Just checked and there are examples where there are no labels … and so labels = ‘’ (just an empty string). There are no additional spaces anywhere in the list of labels where at least one label exists for the example.

Shouldn’t the MultiCategorize transform treat all labels as 0 in this case?

sgugger · March 3, 2020, 11:47pm

If there are no labels, MultiCategorize should receive [], and splitting an empty string on space does return [].

wgpubs · March 4, 2020, 12:06am

So how should my y_tfms be changed?

y_tfms = [ 
    attrgetter("labels"), 
    lambda val: val.split(' '),
    MultiCategorize(vocab=SENT_LABELS[1:]) 
]

There are 8 labels I’m attempting to classify (SENT_LABELS[1:]) … but not all examples have any label.
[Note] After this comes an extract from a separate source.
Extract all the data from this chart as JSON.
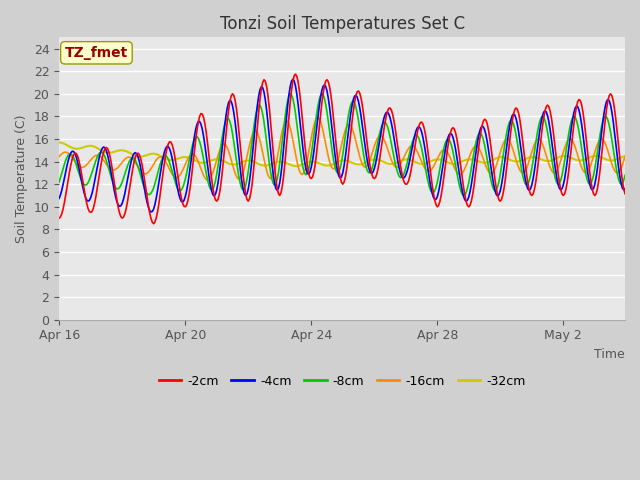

The labels will look something like this:

is_positive has_profanity has_suggestion
is_fraud has_suggestion
is_negative

… where each of those space separated labels are included in SENT_LABELS[1:]. However, there are rows were no label is included and therefore the value is simply empty. In that case, this line in MultiCategorize:

def encodes(self, o): return TensorMultiCategory([self.vocab.o2i[o_] for o_ in o])

will throw that exception for o_ in o will return the following in such cases:

[['']]

and that is not in the vocab.

muellerzr · March 4, 2020, 12:09am

Call me crazy but couldn’t you add a simple function like so? (I did something similar for single category -> multicategory)

def chng_blnk(o):
  if o == '': return []
  return o

wgpubs · March 4, 2020, 12:17am

I haven’t tried that but it would be more intuitive for this to be baked into the framework (else anyone doing multi-label will have to add the additional transform. I think this is easier:

return TensorMultiCategory([self.vocab.o2i[o_] for o_ in o if o != ['']])

sgugger · March 4, 2020, 1:20am

Oh I see, python is being playful and ''.split(' ') does not return [].
Is it the responsibility of MultiCategorize? No. It clearly says in the documentation that this transform expects a list of labels. This is a failure of your labelling function, not MultiCategorize. Note that there is a ColLabeller transform that will not fail on empty labels:

df = pd.DataFrame({'a': ['a b', '', 'c']})
tfm = ColReader('a', label_delim=' ')
[tfm(df.iloc[i]) for i in range(3)]

returns [['a', 'b'], [], ['c']]. I think you should use it

jeremy · March 4, 2020, 1:46am

That seems a bit harsh to me - no reason we can’t/shouldn’t make this work, is there? Is there a time where an empty string is wanted?

sgugger · March 4, 2020, 1:47am

It could be a label in some cases, since it’s a string. I think that behavior is unwanted magic.